Urine biomarkers of tubular injury do not improve on the clinical model predicting chronic kidney disease progression.

Author information

  • 1University of California, San Francisco, San Francisco, California, USA; Kaiser Permanente Northern California, Oakland, California, USA. Electronic address:
  • 2University of Pennsylvania, Philadelphia, Pennsylvania, USA.
  • 3Brigham and Women's Hospital, Boston, Massachusetts, USA.
  • 4Johns Hopkins University, Baltimore, Maryland, USA.
  • 5Duke University, Durham, North Carolina, USA.
  • 6Tulane University, New Orleans, Louisiana, USA.
  • 7University of Illinois, Chicago, Illinois, USA.
  • 8National Institute of Diabetes and Digestive and Kidney Diseases, Phoenix, Arizona, USA.
  • 9University of Michigan, Ann Arbor, Michigan, USA.
  • 10Case Western Reserve University, Cleveland, Ohio, USA.
  • 11Yale University, New Haven, Connecticut, USA.
  • 12National Institute of Diabetes and Digestive and Kidney Diseases, Bethesda, Maryland, USA.
  • 13Boston University, Boston, Massachusetts, USA.
  • 14University of California, San Francisco, San Francisco, California, USA.

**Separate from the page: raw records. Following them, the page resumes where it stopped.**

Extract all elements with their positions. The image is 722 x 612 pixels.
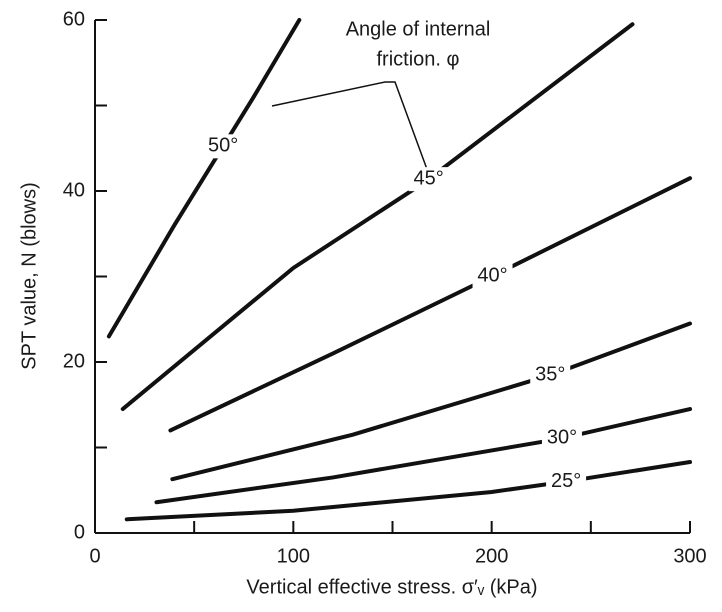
series-line [106, 18, 302, 339]
series-line [154, 407, 692, 505]
x-tick-label: 0 [89, 545, 100, 567]
leader-line [271, 81, 429, 173]
series-label: 45° [413, 167, 443, 189]
y-tick-label: 60 [63, 8, 85, 30]
x-tick-label: 100 [277, 545, 310, 567]
label-bg [472, 264, 513, 289]
y-tick-label: 0 [74, 521, 85, 543]
x-tick-label: 300 [673, 545, 706, 567]
label-bg [408, 167, 449, 192]
series-label: 25° [551, 470, 581, 492]
series-label: 40° [477, 264, 507, 286]
label-bg [541, 426, 582, 451]
label-bg [203, 134, 244, 159]
y-tick-label: 40 [63, 179, 85, 201]
series-line [170, 321, 692, 482]
y-axis-label: SPT value, N (blows) [18, 182, 40, 369]
label-bg [530, 363, 571, 388]
series-label: 30° [547, 427, 577, 449]
x-axis-label: Vertical effective stress. σ′ᵥ (kPa) [246, 576, 537, 598]
y-tick-label: 20 [63, 350, 85, 372]
x-tick-label: 200 [475, 545, 508, 567]
label-bg [546, 469, 587, 494]
series-line [168, 176, 692, 433]
series-line [124, 460, 692, 522]
annotation: Angle of internal [346, 18, 491, 40]
series-label: 35° [535, 363, 565, 385]
series-label: 50° [208, 135, 238, 157]
annotation: friction. φ [377, 48, 460, 70]
series-line [120, 22, 635, 412]
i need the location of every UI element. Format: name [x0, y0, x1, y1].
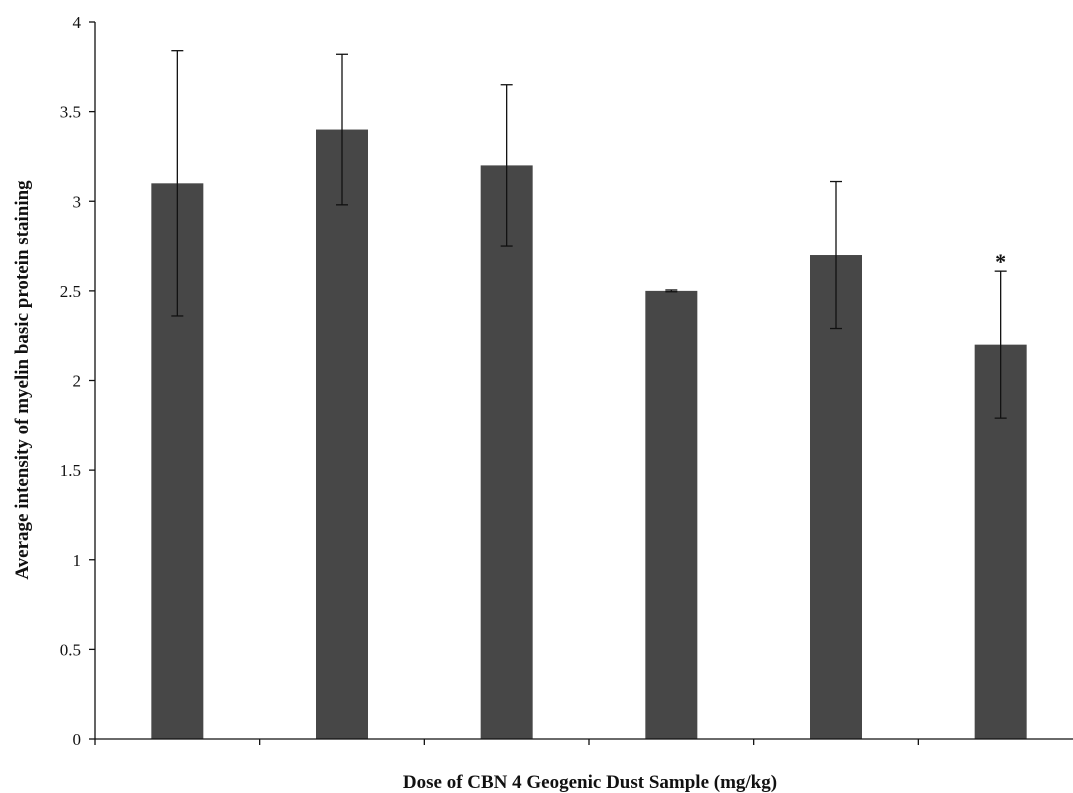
- y-axis-title: Average intensity of myelin basic protei…: [12, 180, 33, 580]
- bar: [480, 165, 533, 739]
- y-tick-label: 3: [73, 192, 82, 211]
- y-tick-label: 4: [73, 13, 82, 32]
- bars-group: [151, 129, 1027, 740]
- error-bars-group: [171, 50, 1007, 419]
- y-tick-label: 0.5: [60, 640, 81, 659]
- y-tick-label: 1: [73, 551, 82, 570]
- annotations-group: *: [995, 249, 1006, 274]
- y-axis: 0 0.5 1 1.5 2 2.5 3 3.5 4: [60, 13, 96, 749]
- significance-marker: *: [995, 249, 1006, 274]
- y-tick-label: 0: [73, 730, 82, 749]
- bar: [645, 290, 698, 739]
- y-tick-label: 2.5: [60, 282, 81, 301]
- y-tick-label: 2: [73, 372, 82, 391]
- bar: [810, 255, 862, 739]
- bar: [316, 129, 368, 740]
- x-axis-title: Dose of CBN 4 Geogenic Dust Sample (mg/k…: [403, 772, 777, 793]
- y-tick-label: 1.5: [60, 461, 81, 480]
- x-axis: [94, 738, 1073, 745]
- y-tick-label: 3.5: [60, 103, 81, 122]
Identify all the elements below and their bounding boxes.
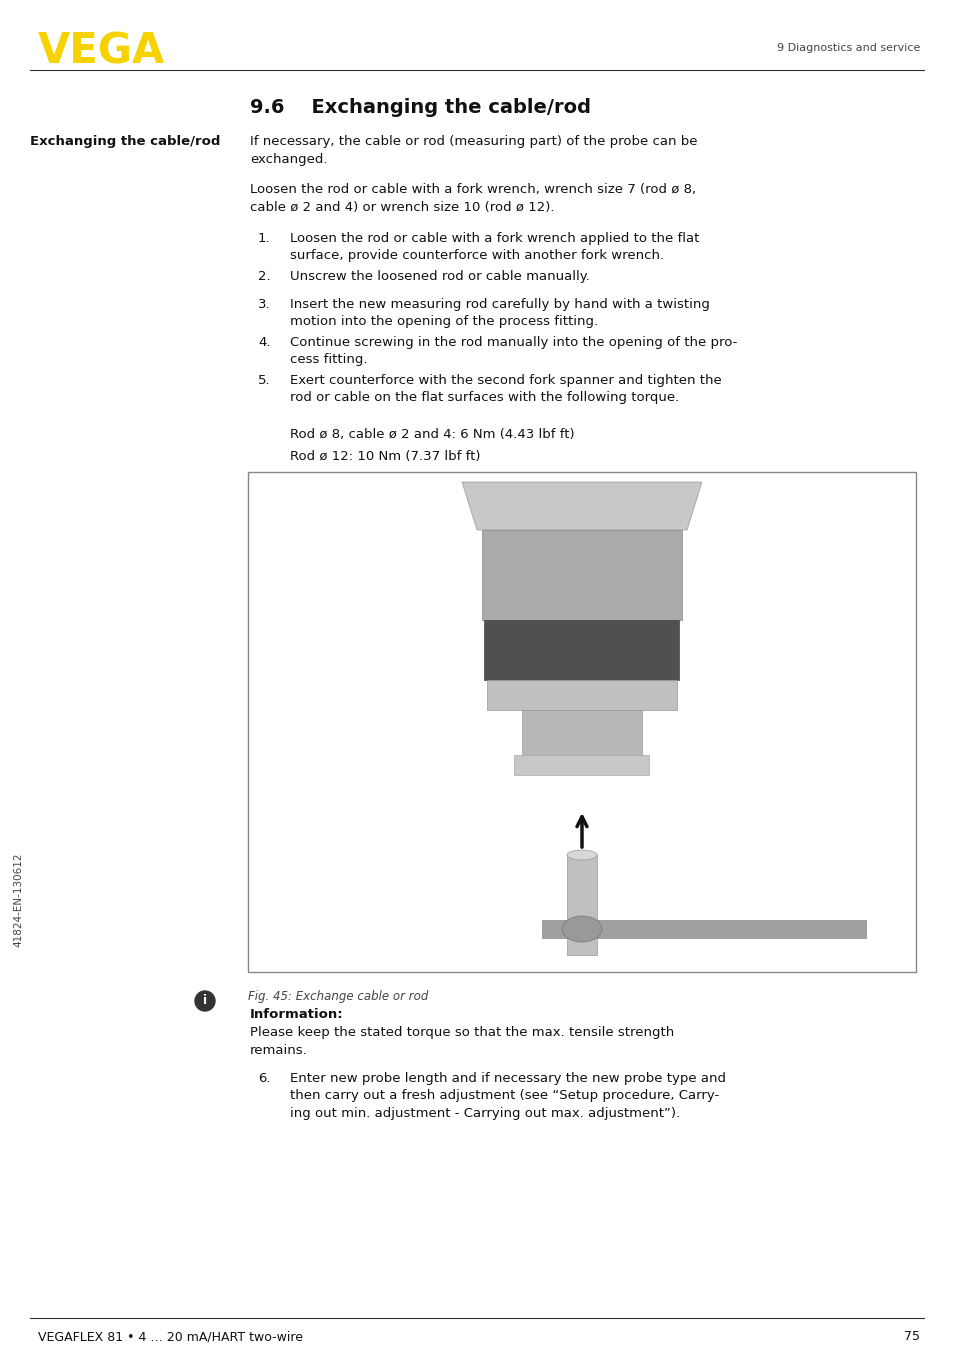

Few investigations have evaluated the incremental usefulness of tubular injury biomarkers for improved prediction of chronic kidney disease (CKD) progression. As such, we measured urinary kidney injury molecule-1, neutrophil gelatinase-associated lipocalin, N-acetyl-ß-D-glucosaminidase and liver fatty acid binding protein under highly standardized conditions among 2466 enrollees of the prospective Chronic Renal Insufficiency Cohort Study. During 9433 person-years of follow-up, there were 581 cases of CKD progression defined as incident end-stage renal disease or halving of the estimated glomerular filtration rate. Levels of the urine injury biomarkers, normalized for urine creatinine, were strongly associated with CKD progression in unadjusted Cox proportional hazard models with hazard ratios in the range of 7 to 15 comparing the highest with the lowest quintiles. However, after controlling for the serum creatinine-based estimated glomerular filtration rate and urinary albumin/creatinine ratio, none of the normalized biomarkers was independently associated with CKD progression. None of the biomarkers improved on the high (0.89) C-statistic for the base clinical model. Thus, among patients with CKD, risk prediction with a clinical model that includes the serum creatinine-based estimated glomerular filtration rate and the urinary albumin/creatinine ratio is not improved on with the addition of renal tubular injury biomarkers.